In 1988, Zhang became the first Chinese director to win the Golden Bear award, for the film “Red Sorghum.” His other internationally acclaimed works include art house classic “Raise the Red Lantern.”
Set amid the Cultural Revolution in the 70s, the decades-spanning “So Long, My Son” tells the story of a family dealing with China's decades-long one-child rule, which was introduced in 1979. After the protagonists’ teenage son drowns, a brutal family-planning official forces Yong Mei’s character to endure an abortion when she falls pregnant with a second child.
Director Wang is a filmmaker well-known to the Berlin competition, where his “Beijing Bicycle” took the jury grand prize in 2001, and 2008’s “In Love We Trust” won best screenplay.

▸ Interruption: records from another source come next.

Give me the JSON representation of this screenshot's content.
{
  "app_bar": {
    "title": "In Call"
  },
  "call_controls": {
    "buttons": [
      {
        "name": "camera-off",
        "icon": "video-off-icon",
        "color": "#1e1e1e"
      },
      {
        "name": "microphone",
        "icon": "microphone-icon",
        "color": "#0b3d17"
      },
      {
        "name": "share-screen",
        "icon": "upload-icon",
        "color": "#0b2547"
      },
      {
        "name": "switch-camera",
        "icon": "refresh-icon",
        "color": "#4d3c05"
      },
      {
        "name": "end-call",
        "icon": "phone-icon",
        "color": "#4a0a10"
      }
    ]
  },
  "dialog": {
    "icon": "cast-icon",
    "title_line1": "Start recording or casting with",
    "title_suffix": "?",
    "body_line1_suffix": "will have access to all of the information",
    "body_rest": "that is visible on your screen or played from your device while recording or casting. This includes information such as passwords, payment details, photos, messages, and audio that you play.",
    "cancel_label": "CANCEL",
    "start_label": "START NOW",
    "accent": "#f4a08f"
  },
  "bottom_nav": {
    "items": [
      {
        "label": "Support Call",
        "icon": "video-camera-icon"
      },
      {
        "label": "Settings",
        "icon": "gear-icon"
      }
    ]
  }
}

“But ‘So Long, My Son’ is, thematically if not formally, his most ambitious project to date, and not just because it is his longest. At three-hours-plus, it may seem like an ungainly vessel, but it needs the heft to remain seaworthy across the swells and ebbs of more than three decades of Chinese history,” wrote film reviewer Jessica Kiang for Variety.
Wang wrote on his Weibo on Sunday that he was grateful to be part of the crew as “it’s unusual that under very difficult circumstances that we could produce such a great epic to depict a challenging time."
No Chinese release date for “So Long, My Son” has been announced.
Tang Ziyi contributed to this report.